Mais d’autres font des burnout et/ou se désintéressent du service dans l’Église. Elles paient avec leur santé, elles paient avec leur être.
Il est arrivé aussi que quelques-unes profitent de leur privilège et deviennent autoritaires.
J’ai encore remarqué que celles qui s’accommodent d’être « un bon double » de leur mari, selon une expression parfois entendue, ne parlent pas d’avoir reçu un appel personnel. Pour elles, le mariage est leur appel.

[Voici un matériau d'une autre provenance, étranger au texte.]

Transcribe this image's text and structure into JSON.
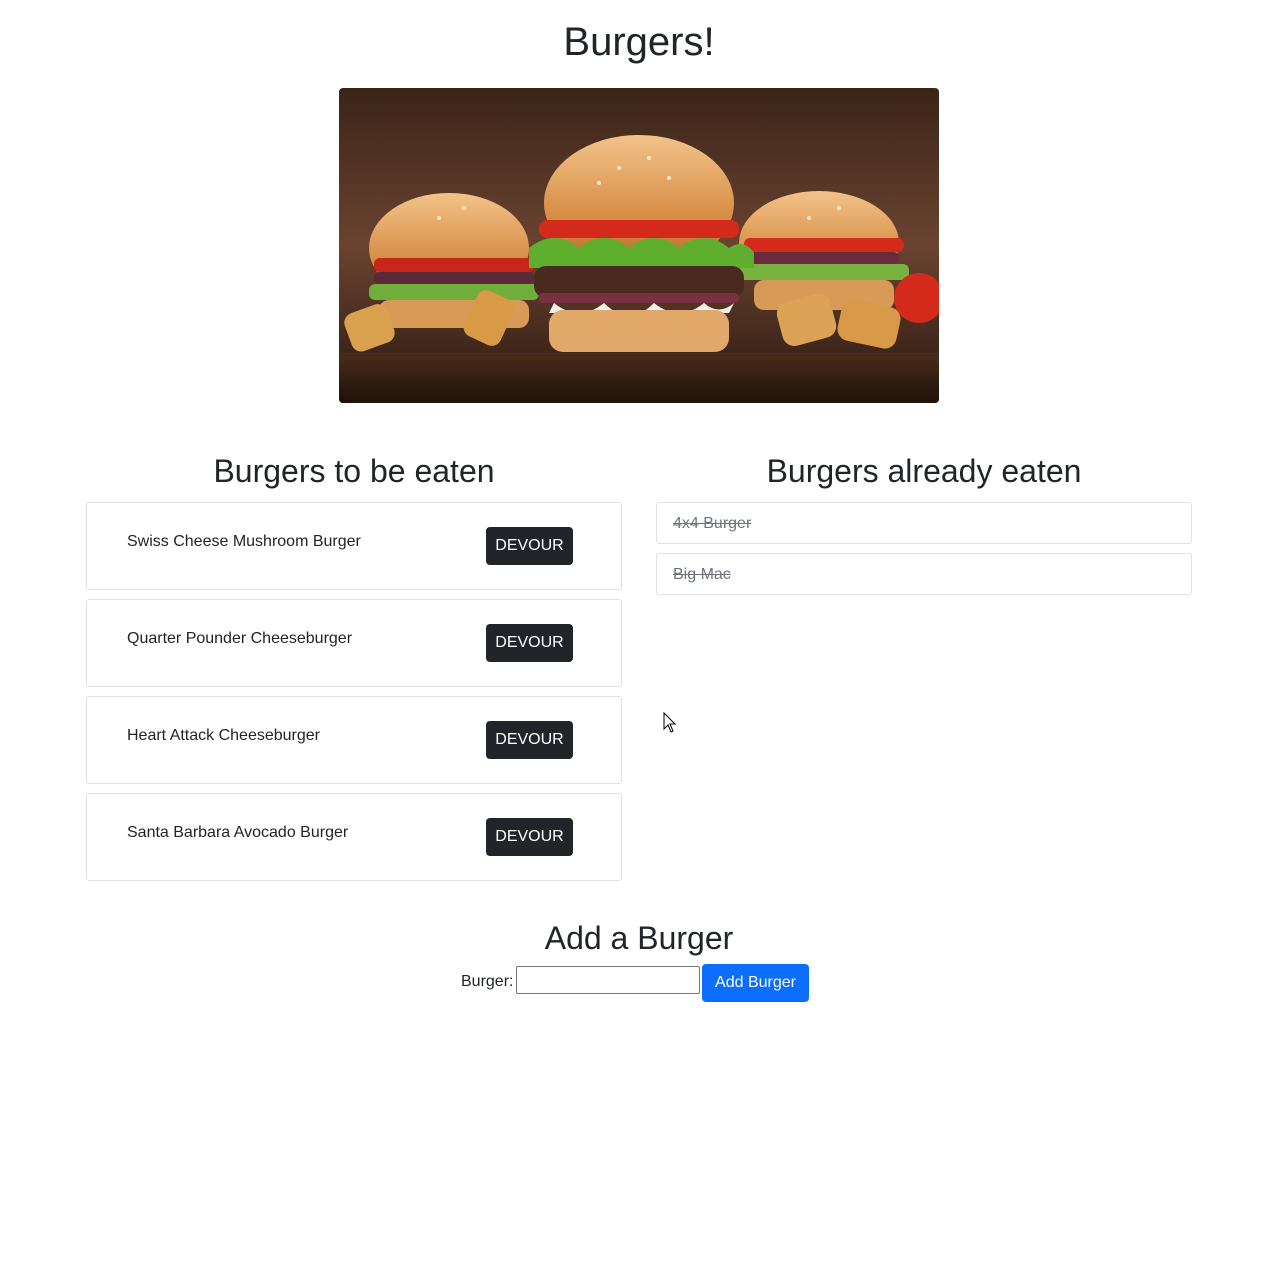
{
  "page": {
    "title": "Burgers!"
  },
  "hero": {
    "image": "burgers-on-wooden-board"
  },
  "to_eat": {
    "heading": "Burgers to be eaten",
    "button_label": "DEVOUR",
    "items": [
      {
        "name": "Swiss Cheese Mushroom Burger"
      },
      {
        "name": "Quarter Pounder Cheeseburger"
      },
      {
        "name": "Heart Attack Cheeseburger"
      },
      {
        "name": "Santa Barbara Avocado Burger"
      }
    ]
  },
  "eaten": {
    "heading": "Burgers already eaten",
    "items": [
      {
        "name": "4x4 Burger"
      },
      {
        "name": "Big Mac"
      }
    ]
  },
  "add_form": {
    "heading": "Add a Burger",
    "label": "Burger:",
    "input_value": "",
    "button_label": "Add Burger"
  },
  "colors": {
    "devour_button": "#212529",
    "add_button": "#0d6efd",
    "eaten_text": "#6c757d"
  }
}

Face à ces constats, une urgence s’impose : apprendre à vivre l’Église non selon nos traditions mais selon la vision dynamique (du grec, dunamis) que Paul élabore dans Ephésiens 4 :
Il y a un seul corps et un seul Esprit (v.4) Mais à chacun de nous la grâce a été accordée selon la mesure du don du Christ (v.7) C’est lui qui a donné les uns comme apôtres, d’autres comme prophètes, d’autres comme annonciateurs de la bonne nouvelle, d’autres comme bergers et maîtres, afin de former les saints pour l’œuvre du ministère, pour la construction du corps du Christ (v.11, 12)
Tous sont impliqués dans la construction du corps de Christ !
Nous ne vivons pas notre vie chrétienne, ou notre service, selon nos propres forces humaines, mais par la force du Saint Esprit. C’est la puissance (dunamis) de Dieu qui nous rend capable d’accomplir une œuvre de valeur (Eph 3 : 20,21 ; 2 Tim 1 : 7). Sans lui nous ne pouvons rien faire.
Dans cette construction décrite par Paul, ce n’est pas une question « d’autorité sur » les autres, mais d’un mandat pour former les autres à entrer dans leur service : « l’autorité que le Seigneur nous a donnée, pour vous construire et non pour vous démolir » (2 Cor 10 : 8).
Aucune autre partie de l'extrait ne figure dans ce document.